Дверной проем был завешен простым тоненьким покрывальцем и телевизору не мешал.
– Ага-а, попался, гнусный злопыхатель! – неслось из-за него на Елену Всеволодовну без помех. – Я, отважный Ква-Ква, вы-ы-веду тебя на чистую воду!
Одиннадцатилетняя Арина, их с Рубахой дочь, вступила в пору «борьбы с миром лжи и обмана», а пока суд да дело, под руку подворачивалась родная мать: все-таки представитель.
– Да-а! – орало поэтому на Е. В. как бы из-за баррикады даже. – Я сорву с тебя маску, подлый проныра!
Просить «сделать потише» было отчего-то нынче тошно – что-то вроде установки непротивления вселившемуся в дочь злу.
Зажав уши в ладони и уперев локти в столешницу, Е. В. поэтому то пытается читать, как плуг в борозду погружая очеса в выталкивающий наружу текст, то грезит и медитирует над всплывающими дамскими своими воспоминаньями.

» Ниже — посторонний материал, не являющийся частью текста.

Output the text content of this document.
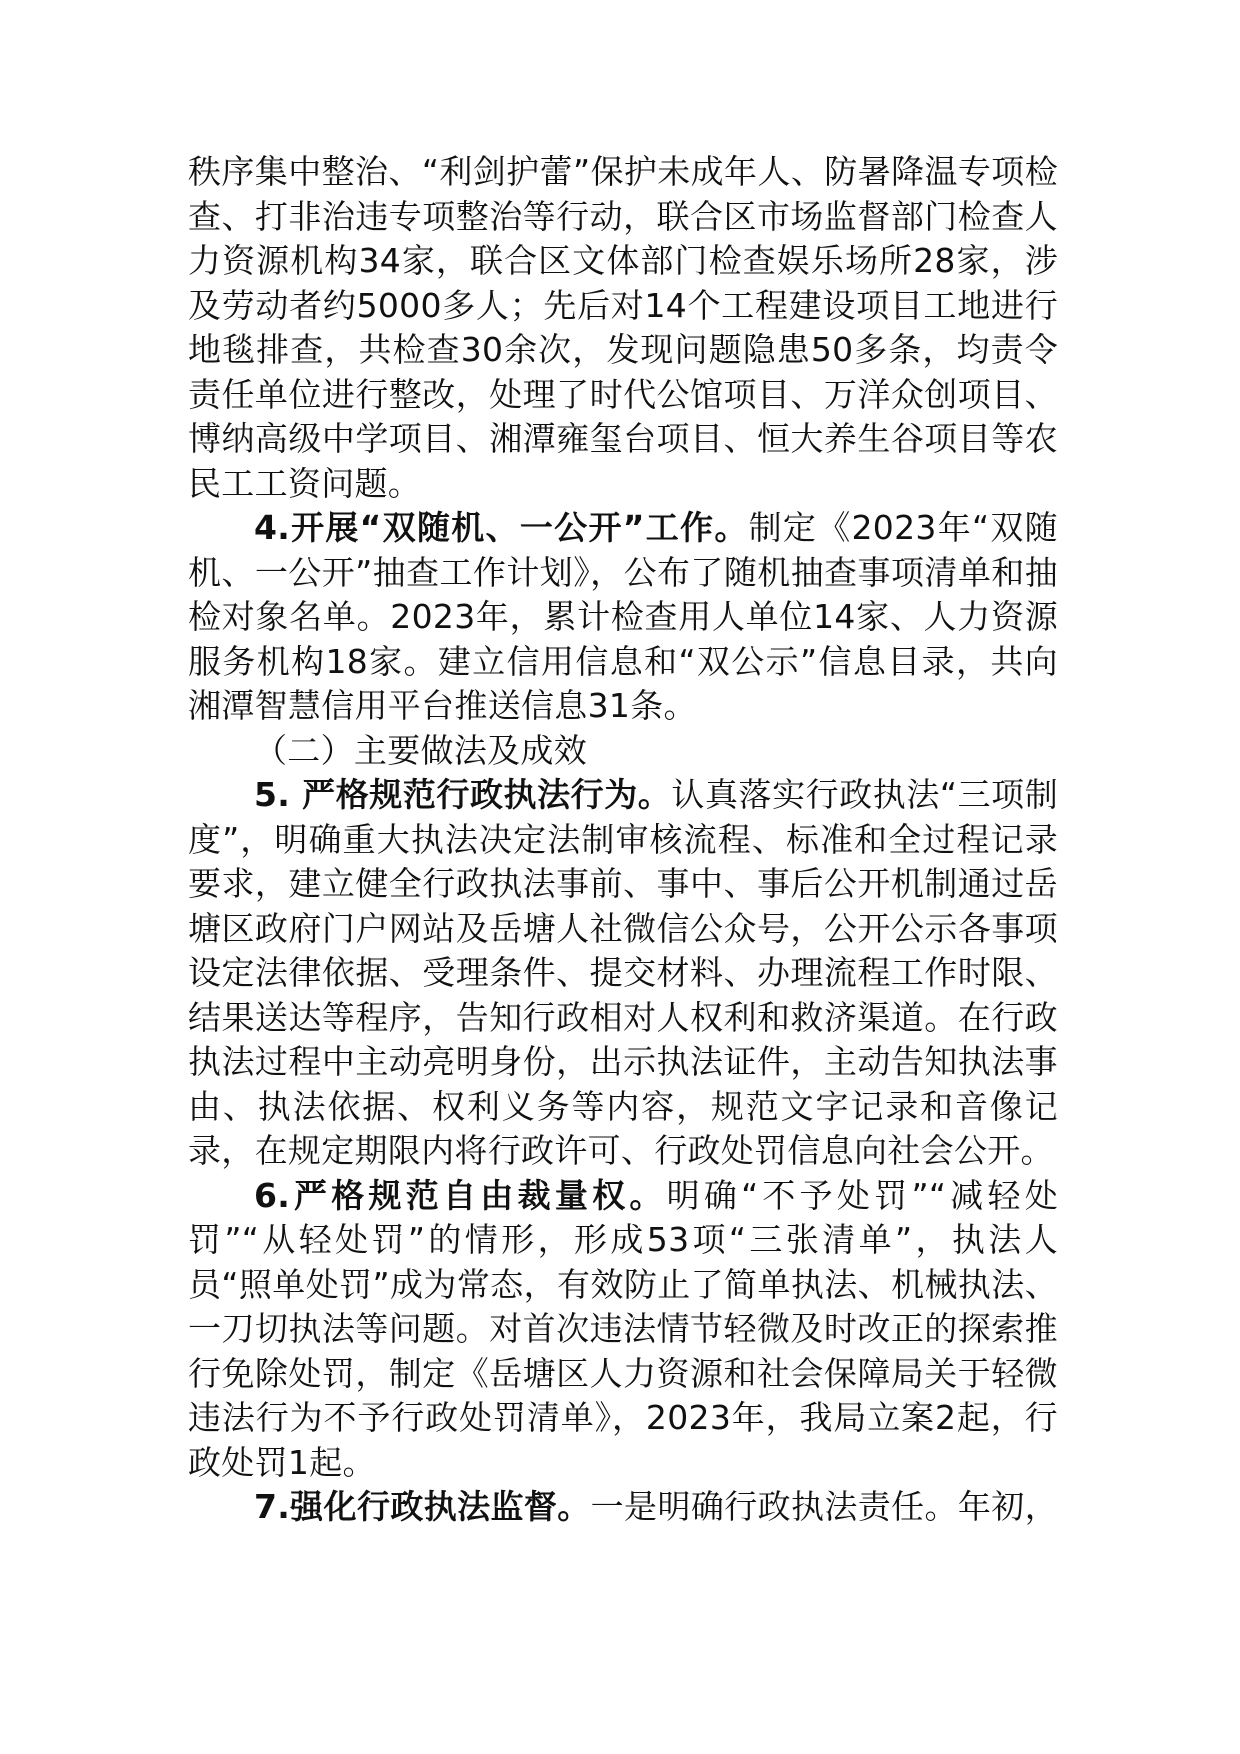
秩序集中整治、“利剑护蕾”保护未成年人、防暑降温专项检查、打非治违专项整治等行动，联合区市场监督部门检查人力资源机构34家，联合区文体部门检查娱乐场所28家，涉及劳动者约5000多人；先后对14个工程建设项目工地进行地毯排查，共检查30余次，发现问题隐患50多条，均责令责任单位进行整改，处理了时代公馆项目、万洋众创项目、博纳高级中学项目、湘潭雍玺台项目、恒大养生谷项目等农民工工资问题。

4.开展“双随机、一公开”工作。制定《2023年“双随机、一公开”抽查工作计划》，公布了随机抽查事项清单和抽检对象名单。2023年，累计检查用人单位14家、人力资源服务机构18家。建立信用信息和“双公示”信息目录，共向湘潭智慧信用平台推送信息31条。

（二）主要做法及成效

5. 严格规范行政执法行为。认真落实行政执法“三项制度”，明确重大执法决定法制审核流程、标准和全过程记录要求，建立健全行政执法事前、事中、事后公开机制通过岳塘区政府门户网站及岳塘人社微信公众号，公开公示各事项设定法律依据、受理条件、提交材料、办理流程工作时限、结果送达等程序，告知行政相对人权利和救济渠道。在行政执法过程中主动亮明身份，出示执法证件，主动告知执法事由、执法依据、权利义务等内容，规范文字记录和音像记录，在规定期限内将行政许可、行政处罚信息向社会公开。

6.严格规范自由裁量权。明确“不予处罚”“减轻处罚”“从轻处罚”的情形，形成53项“三张清单”，执法人员“照单处罚”成为常态，有效防止了简单执法、机械执法、一刀切执法等问题。对首次违法情节轻微及时改正的探索推行免除处罚，制定《岳塘区人力资源和社会保障局关于轻微违法行为不予行政处罚清单》，2023年，我局立案2起，行政处罚1起。

7.强化行政执法监督。一是明确行政执法责任。年初，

«Онегин, – писала в сочинении ученица восьмого класса Сысина Людмила, – был мужчина эгаист. Нигде не работал, уезжал на конике от соседей, а тока Танюша, правильная девушка, в письме призналася, сдыгал и убил на дуэле молодого.»
Проморгав из-за Ква-Ква «эгаиста», Е. В. сделала, что необходимо, с дуэлем: зачеркнула, надписала и вынесла на поля; но как быть с «коником» и «правильной девушкой» – призадумалась. Стопорило авторучку и «нигде не работал», поскольку то, что желала выразить девочка, она (Е. В.) понимала, и разделяла ее чувство.
– Выходи! – неистовствовал, брал уже за горло кого-то честняга Ква-Ква. – Где ты, подлая тварь? С открытым забралом. В честном бою.
И, странное дело, такое это кваканье лучше прочего ложилось в строку и подходило минуте.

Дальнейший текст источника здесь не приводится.